It’s not every day that Kolkata, Dominique Lapierre’s City of Joy turned Left and now Mamata Banerjee’s City of Anxiety Attack Syndrome, gets a new infrastructure that can boast of being among the best in its class. Dented and daunted by a city where public infrastructure is as rusty and rickety as its famous beat-down old tin buses, Kolkatans had high expectations from the newly constructed terminal of Netaji Subhash Chandra Bose airport.

The average city resident – or even ‘probashis’, that much-discussed and often as much derided tribe of Kolkatans now settled outside the state but who never stop flaunting their love for the city, this writer being a member of this growing tribe – saw the new terminal as a class unto itself. Especially for a city where everything moves at a snail’s pace.

After a long delay, the terminal was finally thrown open to the public earlier this year – designed to revamp the look of Kolkata, it is meant to act as a grand welcome for those arriving in the city.

But sometime after the terminal was opened for use, complaints began pouring in – trickling in at first, and gradually flooding in. Critics cited Delhi’s Indira Gandhi international airport (IGIA), developed and maintained by a private consortium, and derided the earlier Left Front government for giving the project of modernising Kolkata airport to the Airports Authority of India (AAI).

I didn’t delve too much into it. Critics, I thought, would criticise, and coming from Kolkata, I know there are people whose feel-good quotient lies with running down others. For me, the new terminal meant Kolkata reimposing itself – one nano step in its efforts to shake off the dust, find its feet and stand tall among other metropolitan cities. Again.
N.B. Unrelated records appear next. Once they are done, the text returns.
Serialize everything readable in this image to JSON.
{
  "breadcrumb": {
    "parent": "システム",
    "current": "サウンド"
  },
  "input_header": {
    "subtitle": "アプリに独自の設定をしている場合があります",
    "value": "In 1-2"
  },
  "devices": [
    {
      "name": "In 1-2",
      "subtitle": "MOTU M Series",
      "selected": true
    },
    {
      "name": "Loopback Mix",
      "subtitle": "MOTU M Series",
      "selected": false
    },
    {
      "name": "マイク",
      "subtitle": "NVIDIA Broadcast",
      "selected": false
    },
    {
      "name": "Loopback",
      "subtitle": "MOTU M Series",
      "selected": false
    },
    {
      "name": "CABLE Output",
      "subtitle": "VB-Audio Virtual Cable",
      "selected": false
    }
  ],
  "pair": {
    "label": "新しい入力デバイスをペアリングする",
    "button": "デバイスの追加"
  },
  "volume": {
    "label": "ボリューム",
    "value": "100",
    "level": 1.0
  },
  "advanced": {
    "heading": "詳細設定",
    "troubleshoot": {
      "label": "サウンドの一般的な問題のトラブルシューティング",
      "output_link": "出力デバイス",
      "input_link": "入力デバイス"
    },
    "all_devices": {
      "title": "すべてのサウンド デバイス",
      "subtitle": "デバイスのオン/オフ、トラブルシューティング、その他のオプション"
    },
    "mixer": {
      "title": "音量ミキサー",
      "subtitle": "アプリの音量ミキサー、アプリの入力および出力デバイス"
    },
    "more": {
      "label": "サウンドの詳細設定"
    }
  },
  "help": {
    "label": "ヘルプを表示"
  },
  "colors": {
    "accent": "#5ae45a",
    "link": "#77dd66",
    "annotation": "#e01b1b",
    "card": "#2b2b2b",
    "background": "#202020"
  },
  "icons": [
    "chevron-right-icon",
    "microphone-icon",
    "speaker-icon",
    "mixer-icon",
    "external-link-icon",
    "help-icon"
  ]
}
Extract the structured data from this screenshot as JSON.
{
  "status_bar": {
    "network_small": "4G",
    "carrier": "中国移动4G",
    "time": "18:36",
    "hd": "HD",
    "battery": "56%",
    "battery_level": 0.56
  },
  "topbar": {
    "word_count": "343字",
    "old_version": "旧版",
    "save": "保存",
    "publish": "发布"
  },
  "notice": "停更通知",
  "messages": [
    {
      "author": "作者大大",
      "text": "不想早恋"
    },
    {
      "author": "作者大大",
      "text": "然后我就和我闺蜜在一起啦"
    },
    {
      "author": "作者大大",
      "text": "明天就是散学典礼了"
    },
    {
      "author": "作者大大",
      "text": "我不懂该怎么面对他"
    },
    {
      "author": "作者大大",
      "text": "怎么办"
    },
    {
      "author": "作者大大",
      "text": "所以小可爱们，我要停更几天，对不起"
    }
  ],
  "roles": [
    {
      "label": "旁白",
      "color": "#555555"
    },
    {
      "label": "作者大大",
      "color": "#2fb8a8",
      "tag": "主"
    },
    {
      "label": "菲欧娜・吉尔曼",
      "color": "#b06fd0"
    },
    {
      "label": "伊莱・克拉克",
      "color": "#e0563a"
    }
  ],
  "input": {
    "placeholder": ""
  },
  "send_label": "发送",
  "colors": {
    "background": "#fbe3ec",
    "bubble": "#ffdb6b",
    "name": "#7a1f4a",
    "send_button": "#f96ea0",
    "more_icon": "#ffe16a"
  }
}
This being the first time I was flying in after the new terminal was opened, I was eagerly peeking out of the window to catch a glimpse of it right from the moment the plane touched down. Till then I had only seen pictures on social network and got very good reviews from friends who had flown in to the city since the new terminal’s inauguration.

The huge terminal was empty when I landed in the morning. As the crowd of passengers started growing around the conveyer belt, and within minutes of it starting, a big suitcase got stuck at the mouth of the shaft. A siren began screeching in protest. In a hurry to collect their luggage and leave after an early-morning flight, people around the belt kept looking around to see if any airport staff member was coming to rectify the problem.

The staff present close by looked puzzled – they seemed more tourists than the travelers, many among them tourists. Finally, one staffer managed to climb on the belt and move the suitcase.

Okay, I told myself, it happens.

But I had spoken to myself too soon, it seems, for the problem recurred after a few minutes. While the technician was summoned this time, the annoyed passengers decided to take matters in their own hands. A man climbed over the conveyer belt which had been stopped and removed the luggage from the mouth of the shaft. I collected my suitcase and came out of the airport.

My next challenge was to summon the car that had come to pick me up. The arrival terminal is located on the ground level and the departures terminal at the first level. But for a car coming in from VIP Road flyover (which leads to the airport), it is impossible to know that. Reason: lack of proper signages. I had to wait quite a while as the car kept taking the flyover to the first level, unable to figure out there was a different road for the arrivals section.

While I had been told by fellow passengers about the ill-kept washrooms and other problems, I cannot vouch for the lack of maintenance because I did not experience them. But the two problems I faced, while not gigantic, had apathy and callousness writ large over on them. For such a grand airport, it’s no small change, however – the authorities need to look in before it relapses, and turns into the old airport terminal.

With all its problems, the old airport terminal was still acceptable. It came gift-wrapped in nostalgia and the feeling that you had to take of the old and the infirm. But when I see a chic new airport with the same problems, as a Kolkatan at heart I feel disheartened. While the rest of the country has made rapid progress, Kolkata still seems to be stuck in the 1980s. Maybe the authorities need to try harder to pull the city and the state from the deep slumber.